I wasn't on a beach. It really was snow as far as the eye could see. The warm air melted away, replaced with a frosty cold wind, bitting at my skin like parinhas. The sun disappeared and what I thought would be a nice blue sky reavealed itself to be a depressing gray, hidden behind mountains of dark clouds looming on the horizon. White flakes floated down to the earth softly

A flash of light cracked down on the ground far in the distance, making the hair on my arm stand straight as electricity filled the air. It traveled deep in my bones. 

I closed my eyes and shivered. Once. Twice. Thrice.

I took a breath. Once. Twice. Thrice.

And then I opened my eyes.

A blue light pulsed in the distance, and I gasped as a force knocked me off my feet. I fell to the ground and rolled down a hill. I bounced off a rock and flipped, and suddenly, I was sliding straight toward a cliff. A breath caught in my throat and I began to panick, thrashing wildly, grabbing for anything that could stop me from falling. I spotted a climbing axe, lodged into the dirt as if someone else had tried to stop themselves from falling too, but failed. I stretched my arm and strained myself just enough to get my fingers around the grip. My body swung off of the cliff and the climbing axe dislodged itself just a bit.

"Shit!" I screamed. My voice echoed, and at first, I thought it was normal, and I brushed it off.

I pulled myself back over the ledge and began to climb back up the hill, using the climbing axe to stay on my feet. 

This time, when I saw the blue light pulse in the distance, I braced myself. The force was like the shock wave of a bomb, a really powerful bomb. When the blue light disappeared, I continued. I rolled onto the top of the hill, and lied on my back for a while, breathing heavily like I had just run a marathon.

And then I thought back to that echo. I wasn't in a valley, not a canyon. There was no "walls" for my voice to bounce off of. So how did it echo?

My thoughts were interupted when another light pulse, shot through the flatland, but I wasn't prepared this time. I flew off of my back, and almost went back over the hill again. I screamed into the cold night, expecting to tumble back down the hill, when something, or someone, grabbed the back of my shirt and pulled me back onto the ledge.
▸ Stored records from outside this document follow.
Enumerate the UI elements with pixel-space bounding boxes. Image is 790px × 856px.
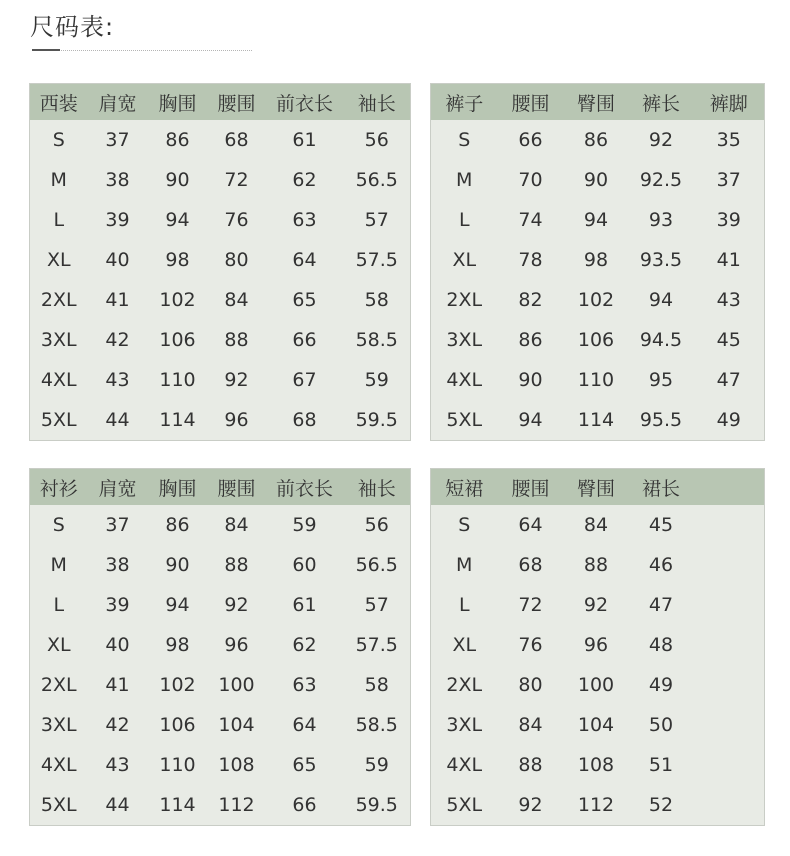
size-label-cell: 5XL xyxy=(40,794,77,816)
column-header: 肩宽 xyxy=(88,84,148,121)
measurement-cell: 43 xyxy=(105,369,130,391)
measurement-cell: 76 xyxy=(518,634,543,656)
measurement-cell: 67 xyxy=(292,369,317,391)
size-label-cell: S xyxy=(458,129,471,151)
measurement-cell: 68 xyxy=(292,409,317,431)
table-row xyxy=(30,280,411,320)
measurement-cell xyxy=(694,585,765,625)
size-label-cell: 4XL xyxy=(446,369,483,391)
measurement-cell: 62 xyxy=(292,169,317,191)
measurement-cell: 95.5 xyxy=(639,409,683,431)
measurement-cell: 92.5 xyxy=(639,169,683,191)
header-row xyxy=(30,469,411,506)
table-row xyxy=(30,505,411,545)
measurement-cell: 64 xyxy=(292,714,317,736)
measurement-cell: 96 xyxy=(583,634,609,656)
column-header: 裙长 xyxy=(629,469,694,506)
measurement-cell: 59 xyxy=(364,754,389,776)
table-row xyxy=(30,705,411,745)
table-row xyxy=(431,160,765,200)
size-label-cell: M xyxy=(456,169,473,191)
measurement-cell: 94 xyxy=(165,594,190,616)
measurement-cell: 49 xyxy=(648,674,674,696)
measurement-cell: 41 xyxy=(105,674,130,696)
measurement-cell: 94 xyxy=(518,409,543,431)
measurement-cell: 58 xyxy=(364,674,389,696)
measurement-cell: 56 xyxy=(364,514,389,536)
measurement-cell: 64 xyxy=(292,249,317,271)
table-row xyxy=(431,625,765,665)
table-row xyxy=(431,785,765,826)
measurement-cell: 93.5 xyxy=(639,249,683,271)
measurement-cell: 112 xyxy=(218,794,255,816)
measurement-cell: 98 xyxy=(165,634,190,656)
table-row xyxy=(431,545,765,585)
measurement-cell: 80 xyxy=(224,249,249,271)
measurement-cell: 94 xyxy=(165,209,190,231)
measurement-cell: 114 xyxy=(159,794,196,816)
table-row xyxy=(30,745,411,785)
measurement-cell: 45 xyxy=(648,514,674,536)
table-row xyxy=(30,785,411,826)
measurement-cell: 66 xyxy=(518,129,543,151)
table-row xyxy=(30,160,411,200)
measurement-cell: 106 xyxy=(577,329,615,351)
table-row xyxy=(30,360,411,400)
measurement-cell: 35 xyxy=(716,129,741,151)
measurement-cell: 92 xyxy=(583,594,609,616)
size-label-cell: XL xyxy=(46,634,71,656)
size-label-cell: 4XL xyxy=(40,369,77,391)
measurement-cell: 38 xyxy=(105,554,130,576)
measurement-cell: 110 xyxy=(577,369,615,391)
measurement-cell: 88 xyxy=(583,554,609,576)
measurement-cell: 108 xyxy=(218,754,255,776)
measurement-cell: 95 xyxy=(648,369,674,391)
measurement-cell: 96 xyxy=(224,409,249,431)
size-label-cell: 2XL xyxy=(40,674,77,696)
shirt-size-table xyxy=(29,468,411,826)
measurement-cell xyxy=(694,665,765,705)
column-header: 裤长 xyxy=(629,84,694,121)
column-header: 胸围 xyxy=(148,469,208,506)
size-label-cell: 3XL xyxy=(446,329,483,351)
measurement-cell: 98 xyxy=(583,249,609,271)
size-label-cell: XL xyxy=(452,634,477,656)
measurement-cell: 94.5 xyxy=(639,329,683,351)
measurement-cell: 100 xyxy=(218,674,255,696)
table-row xyxy=(30,585,411,625)
table-row xyxy=(431,665,765,705)
measurement-cell: 102 xyxy=(159,674,196,696)
column-header: 肩宽 xyxy=(88,469,148,506)
table-row xyxy=(30,120,411,160)
table-row xyxy=(431,585,765,625)
measurement-cell: 84 xyxy=(224,289,249,311)
measurement-cell: 106 xyxy=(159,329,196,351)
table-row xyxy=(431,240,765,280)
measurement-cell: 100 xyxy=(577,674,615,696)
size-label-cell: L xyxy=(458,594,470,616)
measurement-cell: 47 xyxy=(648,594,674,616)
size-label-cell: 3XL xyxy=(446,714,483,736)
column-header: 臀围 xyxy=(564,84,629,121)
size-label-cell: 5XL xyxy=(446,794,483,816)
measurement-cell: 58.5 xyxy=(355,714,398,736)
column-header: 袖长 xyxy=(344,84,411,121)
table-row xyxy=(30,625,411,665)
table-row xyxy=(30,200,411,240)
measurement-cell: 86 xyxy=(165,514,190,536)
measurement-cell: 52 xyxy=(648,794,674,816)
measurement-cell: 60 xyxy=(292,554,317,576)
column-header: 袖长 xyxy=(344,469,411,506)
column-header: 胸围 xyxy=(148,84,208,121)
size-label-cell: 2XL xyxy=(446,674,483,696)
measurement-cell: 106 xyxy=(159,714,196,736)
measurement-cell: 90 xyxy=(583,169,609,191)
title-divider-accent xyxy=(32,49,60,51)
measurement-cell: 57 xyxy=(364,594,389,616)
measurement-cell: 84 xyxy=(518,714,543,736)
table-row xyxy=(431,400,765,441)
measurement-cell: 59.5 xyxy=(355,794,398,816)
measurement-cell: 61 xyxy=(292,594,317,616)
measurement-cell: 40 xyxy=(105,634,130,656)
measurement-cell: 58.5 xyxy=(355,329,398,351)
size-label-cell: 3XL xyxy=(40,329,77,351)
measurement-cell: 37 xyxy=(105,514,130,536)
header-row xyxy=(30,84,411,121)
header-row xyxy=(431,469,765,506)
measurement-cell: 70 xyxy=(518,169,543,191)
measurement-cell: 94 xyxy=(648,289,674,311)
measurement-cell: 59 xyxy=(364,369,389,391)
measurement-cell: 82 xyxy=(518,289,543,311)
column-header: 衬衫 xyxy=(30,469,88,506)
column-header: 腰围 xyxy=(498,84,564,121)
measurement-cell: 43 xyxy=(716,289,741,311)
measurement-cell: 98 xyxy=(165,249,190,271)
measurement-cell: 44 xyxy=(105,409,130,431)
measurement-cell: 93 xyxy=(648,209,674,231)
measurement-cell: 104 xyxy=(577,714,615,736)
size-label-cell: L xyxy=(53,209,65,231)
title-divider xyxy=(32,50,252,51)
measurement-cell: 65 xyxy=(292,754,317,776)
measurement-cell: 86 xyxy=(583,129,609,151)
measurement-cell: 56.5 xyxy=(355,554,398,576)
table-row xyxy=(30,400,411,441)
table-row xyxy=(431,120,765,160)
measurement-cell: 112 xyxy=(577,794,615,816)
measurement-cell: 92 xyxy=(518,794,543,816)
measurement-cell: 92 xyxy=(648,129,674,151)
measurement-cell: 80 xyxy=(518,674,543,696)
column-header: 裤脚 xyxy=(694,84,765,121)
measurement-cell xyxy=(694,505,765,545)
measurement-cell: 39 xyxy=(105,209,130,231)
table-row xyxy=(30,320,411,360)
table-row xyxy=(30,545,411,585)
measurement-cell: 90 xyxy=(165,169,190,191)
measurement-cell: 72 xyxy=(224,169,249,191)
measurement-cell: 42 xyxy=(105,329,130,351)
column-header: 腰围 xyxy=(208,84,266,121)
measurement-cell: 57 xyxy=(364,209,389,231)
measurement-cell: 57.5 xyxy=(355,249,398,271)
size-label-cell: XL xyxy=(452,249,477,271)
measurement-cell: 44 xyxy=(105,794,130,816)
column-header: 裤子 xyxy=(431,84,498,121)
measurement-cell: 108 xyxy=(577,754,615,776)
pants-size-table xyxy=(430,83,765,441)
size-label-cell: S xyxy=(458,514,471,536)
measurement-cell: 43 xyxy=(105,754,130,776)
size-label-cell: 3XL xyxy=(40,714,77,736)
measurement-cell: 86 xyxy=(518,329,543,351)
measurement-cell: 110 xyxy=(159,369,196,391)
measurement-cell: 66 xyxy=(292,794,317,816)
measurement-cell: 38 xyxy=(105,169,130,191)
measurement-cell: 41 xyxy=(716,249,741,271)
measurement-cell: 72 xyxy=(518,594,543,616)
measurement-cell: 84 xyxy=(224,514,249,536)
measurement-cell: 86 xyxy=(165,129,190,151)
measurement-cell xyxy=(694,705,765,745)
measurement-cell xyxy=(694,785,765,826)
measurement-cell: 58 xyxy=(364,289,389,311)
size-label-cell: L xyxy=(458,209,470,231)
measurement-cell: 37 xyxy=(105,129,130,151)
measurement-cell: 92 xyxy=(224,594,249,616)
size-label-cell: XL xyxy=(46,249,71,271)
measurement-cell: 59.5 xyxy=(355,409,398,431)
measurement-cell: 57.5 xyxy=(355,634,398,656)
measurement-cell: 62 xyxy=(292,634,317,656)
size-label-cell: 2XL xyxy=(40,289,77,311)
measurement-cell: 39 xyxy=(105,594,130,616)
measurement-cell: 88 xyxy=(224,554,249,576)
measurement-cell: 66 xyxy=(292,329,317,351)
measurement-cell: 46 xyxy=(648,554,674,576)
measurement-cell: 40 xyxy=(105,249,130,271)
table-row xyxy=(30,665,411,705)
measurement-cell: 88 xyxy=(518,754,543,776)
measurement-cell: 39 xyxy=(716,209,741,231)
size-label-cell: 5XL xyxy=(446,409,483,431)
measurement-cell: 76 xyxy=(224,209,249,231)
size-label-cell: 4XL xyxy=(446,754,483,776)
suit-size-table xyxy=(29,83,411,441)
measurement-cell: 90 xyxy=(165,554,190,576)
measurement-cell: 110 xyxy=(159,754,196,776)
measurement-cell: 92 xyxy=(224,369,249,391)
measurement-cell: 47 xyxy=(716,369,741,391)
measurement-cell: 104 xyxy=(218,714,255,736)
measurement-cell: 56 xyxy=(364,129,389,151)
measurement-cell: 88 xyxy=(224,329,249,351)
measurement-cell: 61 xyxy=(292,129,317,151)
column-header: 前衣长 xyxy=(266,84,344,121)
measurement-cell: 96 xyxy=(224,634,249,656)
measurement-cell: 84 xyxy=(583,514,609,536)
table-row xyxy=(431,280,765,320)
size-label-cell: S xyxy=(52,129,65,151)
size-label-cell: M xyxy=(50,554,67,576)
size-label-cell: 5XL xyxy=(40,409,77,431)
table-row xyxy=(431,200,765,240)
measurement-cell: 37 xyxy=(716,169,741,191)
table-row xyxy=(431,745,765,785)
measurement-cell xyxy=(694,545,765,585)
table-row xyxy=(431,320,765,360)
measurement-cell: 94 xyxy=(583,209,609,231)
size-label-cell: S xyxy=(52,514,65,536)
size-label-cell: 4XL xyxy=(40,754,77,776)
size-label-cell: M xyxy=(50,169,67,191)
column-header: 西装 xyxy=(30,84,88,121)
measurement-cell: 49 xyxy=(716,409,741,431)
size-label-cell: M xyxy=(456,554,473,576)
measurement-cell: 78 xyxy=(518,249,543,271)
column-header: 前衣长 xyxy=(266,469,344,506)
measurement-cell xyxy=(694,625,765,665)
table-row xyxy=(30,240,411,280)
size-label-cell: L xyxy=(53,594,65,616)
table-row xyxy=(431,705,765,745)
measurement-cell: 45 xyxy=(716,329,741,351)
column-header: 短裙 xyxy=(431,469,498,506)
measurement-cell: 90 xyxy=(518,369,543,391)
measurement-cell: 74 xyxy=(518,209,543,231)
header-row xyxy=(431,84,765,121)
measurement-cell: 65 xyxy=(292,289,317,311)
column-header xyxy=(694,469,765,506)
skirt-size-table xyxy=(430,468,765,826)
measurement-cell: 102 xyxy=(159,289,196,311)
measurement-cell: 68 xyxy=(518,554,543,576)
measurement-cell: 68 xyxy=(224,129,249,151)
size-label-cell: 2XL xyxy=(446,289,483,311)
measurement-cell xyxy=(694,745,765,785)
column-header: 臀围 xyxy=(564,469,629,506)
page-title: 尺码表: xyxy=(30,13,115,41)
measurement-cell: 59 xyxy=(292,514,317,536)
measurement-cell: 50 xyxy=(648,714,674,736)
column-header: 腰围 xyxy=(208,469,266,506)
measurement-cell: 114 xyxy=(577,409,615,431)
measurement-cell: 48 xyxy=(648,634,674,656)
measurement-cell: 102 xyxy=(577,289,615,311)
column-header: 腰围 xyxy=(498,469,564,506)
measurement-cell: 41 xyxy=(105,289,130,311)
measurement-cell: 42 xyxy=(105,714,130,736)
table-row xyxy=(431,360,765,400)
measurement-cell: 63 xyxy=(292,209,317,231)
measurement-cell: 63 xyxy=(292,674,317,696)
measurement-cell: 114 xyxy=(159,409,196,431)
table-row xyxy=(431,505,765,545)
measurement-cell: 56.5 xyxy=(355,169,398,191)
measurement-cell: 64 xyxy=(518,514,543,536)
measurement-cell: 51 xyxy=(648,754,674,776)
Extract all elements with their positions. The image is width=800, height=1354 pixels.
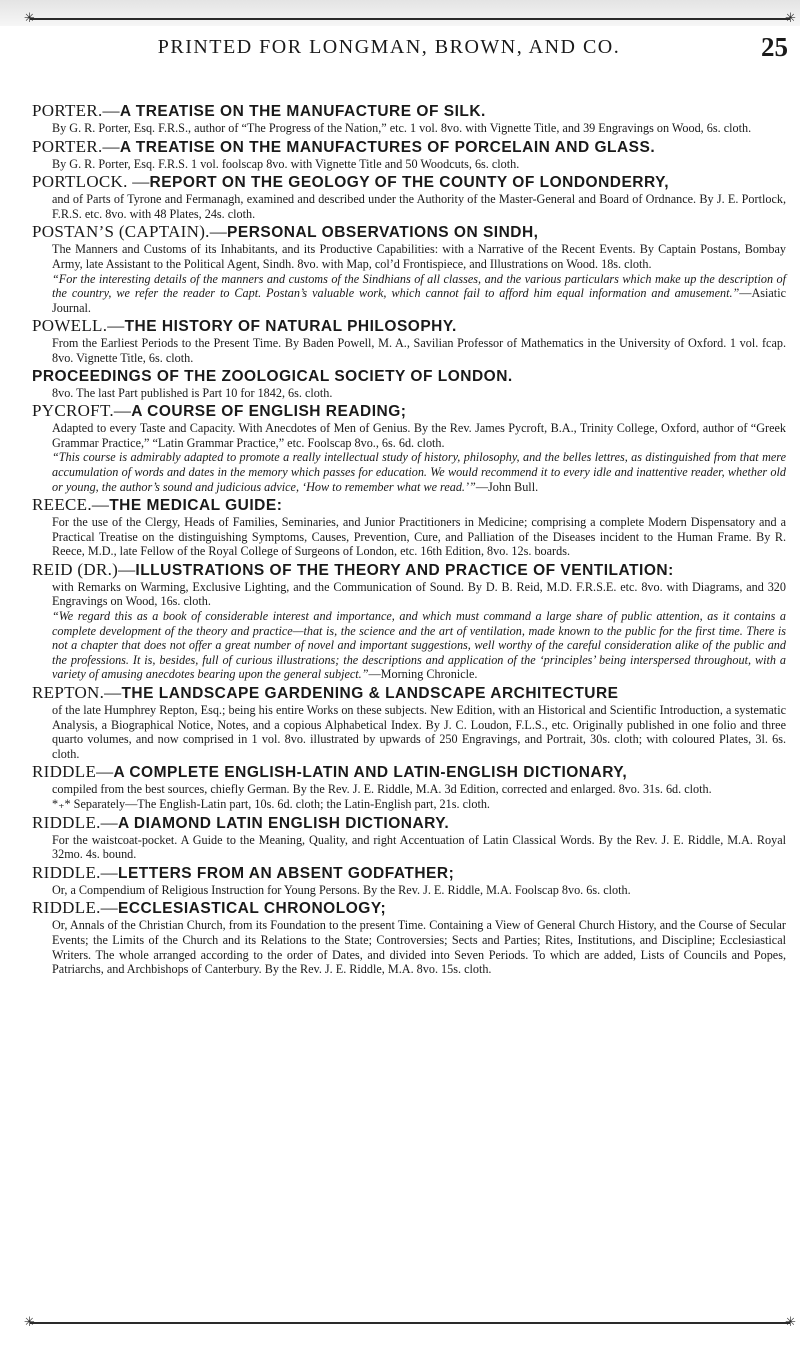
entry-heading — [32, 864, 786, 883]
entry-heading — [32, 814, 786, 833]
entry-title: LETTERS FROM AN ABSENT GODFATHER; — [117, 864, 455, 882]
entry-heading — [32, 102, 786, 121]
entry-title: PERSONAL OBSERVATIONS ON SINDH, — [227, 224, 539, 242]
running-head: PRINTED FOR LONGMAN, BROWN, AND CO. — [157, 36, 621, 58]
entry-description: For the use of the Clergy, Heads of Families, Seminaries, and Junior Practitioners in Medicine; comprising a complete Modern Dispensatory and a Practical Treatise on the distinguishing Symptoms, Causes, Prevention, Cure, and Palliation of the Diseases incident to the Human Frame. By R. Reece, M.D., late Fellow of the Royal College of Surgeons of London, etc. 16th Edition, 8vo. 12s. boards. — [52, 515, 786, 559]
entry-title: A COURSE OF ENGLISH READING; — [131, 403, 407, 421]
entry-review — [52, 609, 786, 682]
entry-title: A TREATISE ON THE MANUFACTURES OF PORCELAIN AND GLASS. — [119, 138, 656, 156]
entry-title: REPORT ON THE GEOLOGY OF THE COUNTY OF LONDONDERRY, — [149, 174, 670, 192]
entry-description: Or, a Compendium of Religious Instruction for Young Persons. By the Rev. J. E. Riddle, M.A. Foolscap 8vo. 6s. cloth. — [52, 882, 631, 897]
entry-heading — [32, 402, 786, 421]
entry-description: compiled from the best sources, chiefly German. By the Rev. J. E. Riddle, M.A. 3d Edition, corrected and enlarged. 8vo. 31s. 6d. cloth. — [52, 782, 712, 797]
entry-heading — [32, 173, 786, 192]
entry-heading — [32, 496, 786, 515]
entry-author: RIDDLE— — [32, 762, 114, 782]
entry-title: ECCLESIASTICAL CHRONOLOGY; — [117, 900, 387, 918]
page-header — [30, 32, 790, 66]
list-item — [32, 138, 786, 172]
entry-description: with Remarks on Warming, Exclusive Lighting, and the Communication of Sound. By D. B. Reid, M.D. F.R.S.E. etc. 8vo. with Diagrams, and 320 Engravings on Wood, 16s. cloth. — [52, 579, 786, 609]
entry-review — [52, 450, 786, 494]
entry-heading — [32, 317, 786, 336]
list-item — [32, 561, 786, 682]
entry-author: REECE.— — [32, 495, 110, 515]
entry-description: From the Earliest Periods to the Present Time. By Baden Powell, M. A., Savilian Professor of Mathematics in the University of Oxford. 1 vol. fcap. 8vo. Vignette Title, 6s. cloth. — [52, 336, 786, 365]
list-item — [32, 317, 786, 365]
entry-heading — [32, 899, 786, 918]
entry-title: THE LANDSCAPE GARDENING & LANDSCAPE ARCHITECTURE — [121, 685, 619, 703]
list-item — [32, 102, 786, 136]
entry-description: 8vo. The last Part published is Part 10 for 1842, 6s. cloth. — [52, 385, 333, 400]
entry-author: RIDDLE.— — [32, 898, 118, 918]
entry-author: PORTER.— — [32, 136, 120, 156]
entry-description: Adapted to every Taste and Capacity. With Anecdotes of Men of Genius. By the Rev. James Pycroft, B.A., Trinity College, Oxford, author of “Greek Grammar Practice,” “Latin Grammar Practice,” etc. Foolscap 8vo., 6s. 6d. cloth. — [52, 421, 786, 450]
entry-author: POSTAN’S (CAPTAIN).— — [32, 222, 228, 242]
top-rule — [30, 18, 790, 20]
review-source: —Morning Chronicle. — [368, 667, 478, 682]
entry-author: RIDDLE.— — [32, 812, 118, 832]
entry-description: The Manners and Customs of its Inhabitants, and its Productive Capabilities: with a Narrative of the Recent Events. By Captain Postans, Bombay Army, late Assistant to the Political Agent, Sindh. 8vo. with Map, col’d Frontispiece, and Illustrations on Wood. 18s. cloth. — [52, 242, 786, 271]
entry-description: of the late Humphrey Repton, Esq.; being his entire Works on these subjects. New Edition, with an Historical and Scientific Introduction, a systematic Analysis, a Biographical Notice, Notes, and a copious Alphabetical Index. By J. C. Loudon, F.L.S., etc. Originally published in one folio and three quarto volumes, and now comprised in 1 vol. 8vo. illustrated by upwards of 250 Engravings, and Portrait, 30s. cloth; with coloured Plates, 3l. 6s. cloth. — [52, 703, 786, 761]
list-item — [32, 173, 786, 221]
entry-title: ILLUSTRATIONS OF THE THEORY AND PRACTICE OF VENTILATION: — [135, 561, 674, 579]
list-item — [32, 763, 786, 811]
entry-note: *₊* Separately—The English-Latin part, 10s. 6d. cloth; the Latin-English part, 21s. cloth. — [52, 797, 490, 811]
entry-description: and of Parts of Tyrone and Fermanagh, examined and described under the Authority of the Master-General and Board of Ordnance. By J. E. Portlock, F.R.S. etc. 8vo. with 48 Plates, 24s. cloth. — [52, 192, 786, 221]
entry-title: A DIAMOND LATIN ENGLISH DICTIONARY. — [117, 814, 450, 832]
entry-author: REPTON.— — [32, 683, 122, 703]
review-quote: “This course is admirably adapted to promote a really intellectual study of history, philosophy, and the belles lettres, as distinguished from that mere accumulation of words and dates in the memory which passes for education. We would recommend it to every idle and inattentive reader, whether old or young, the author’s sound and judicious advice, ‘How to remember what we read.’” — [52, 450, 786, 494]
entry-description: For the waistcoat-pocket. A Guide to the Meaning, Quality, and right Accentuation of Latin Classical Words. By the Rev. J. E. Riddle, M.A. Royal 32mo. 4s. bound. — [52, 832, 786, 862]
entry-heading — [32, 138, 786, 157]
ornament-star-icon: ✳ — [24, 1315, 35, 1330]
ornament-star-icon: ✳ — [785, 1315, 796, 1330]
ornament-star-icon: ✳ — [785, 11, 796, 26]
list-item — [32, 368, 786, 401]
review-quote: “We regard this as a book of considerable interest and importance, and which must command a large share of public attention, as it contains a complete development of the theory and practice—that is, the science and the art of ventilation, made known to the public for the first time. There is not a chapter that does not offer a great number of novel and important suggestions, well worthy of the careful consideration alike of the public and the professions. It is, besides, full of curious illustrations; the descriptions and application of the ‘principles’ being interspersed throughout, with a variety of amusing anecdotes bearing upon the general subject.” — [52, 609, 786, 682]
entry-author: RIDDLE.— — [32, 862, 118, 882]
entry-title: THE MEDICAL GUIDE: — [109, 497, 283, 515]
entry-author: PYCROFT.— — [32, 401, 132, 421]
list-item — [32, 402, 786, 494]
entry-author: REID (DR.)— — [32, 559, 136, 579]
list-item — [32, 496, 786, 559]
entry-title: PROCEEDINGS OF THE ZOOLOGICAL SOCIETY OF LONDON. — [32, 367, 513, 385]
list-item — [32, 814, 786, 862]
review-quote: “For the interesting details of the manners and customs of the Sindhians of all classes, and the various particulars which make up the description of the country, we refer the reader to Capt. Postan’s valuable work, which cannot fail to afford him equal information and amusement.” — [52, 271, 786, 301]
book-page — [24, 11, 796, 1336]
review-source: —John Bull. — [475, 479, 539, 494]
entry-title: A COMPLETE ENGLISH-LATIN AND LATIN-ENGLISH DICTIONARY, — [113, 764, 628, 782]
entry-author: POWELL.— — [32, 316, 125, 336]
catalogue-listing — [32, 102, 786, 979]
bottom-rule — [30, 1322, 790, 1324]
entry-heading — [32, 684, 786, 703]
page-number: 25 — [761, 32, 788, 62]
entry-heading — [32, 368, 786, 386]
review-source: —Asiatic Journal. — [52, 286, 786, 315]
entry-heading — [32, 223, 786, 242]
entry-description: By G. R. Porter, Esq. F.R.S. 1 vol. foolscap 8vo. with Vignette Title and 50 Woodcuts, 6s. cloth. — [52, 156, 520, 171]
entry-description: Or, Annals of the Christian Church, from its Foundation to the present Time. Containing a View of General Church History, and the Course of Secular Events; the Limits of the Church and its Relations to the State; Controversies; Sects and Parties; Rites, Institutions, and Discipline; Ecclesiastical Writers. The whole arranged according to the order of Dates, and divided into Seven Periods. To which are added, Lists of Councils and Popes, Patriarchs, and Archbishops of Canterbury. By the Rev. J. E. Riddle, M.A. 8vo. 15s. cloth. — [52, 918, 786, 977]
list-item — [32, 223, 786, 315]
entry-title: A TREATISE ON THE MANUFACTURE OF SILK. — [119, 103, 486, 120]
entry-review — [52, 272, 786, 316]
entry-heading — [32, 561, 786, 580]
entry-author: PORTLOCK. — — [32, 172, 150, 192]
list-item — [32, 864, 786, 898]
entry-heading — [32, 763, 786, 782]
entry-title: THE HISTORY OF NATURAL PHILOSOPHY. — [124, 318, 457, 336]
entry-description: By G. R. Porter, Esq. F.R.S., author of “The Progress of the Nation,” etc. 1 vol. 8vo. with Vignette Title, and 39 Engravings on Wood, 6s. cloth. — [52, 121, 752, 135]
entry-author: PORTER.— — [32, 101, 120, 120]
ornament-star-icon: ✳ — [24, 11, 35, 26]
list-item — [32, 684, 786, 761]
list-item — [32, 899, 786, 976]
They started to drag me through the snow, and I tried to look over my shoulder to see who, or what, it was, but I couldn't. It went on like that for a while, and for some reason, I didn't fight it. I just allowed them to drag me. They were better at bracing for the shockwave then I was, and their body shielded me from it. 

After what seemed like hours, though it was probably just a few minutes, they came to halt and let go of my shirt. I had no intention in getting up, at all, but they seemed quite hell bent on getting me to followe them. They grabbed the back of my shirt once again and pulled me up to my feet.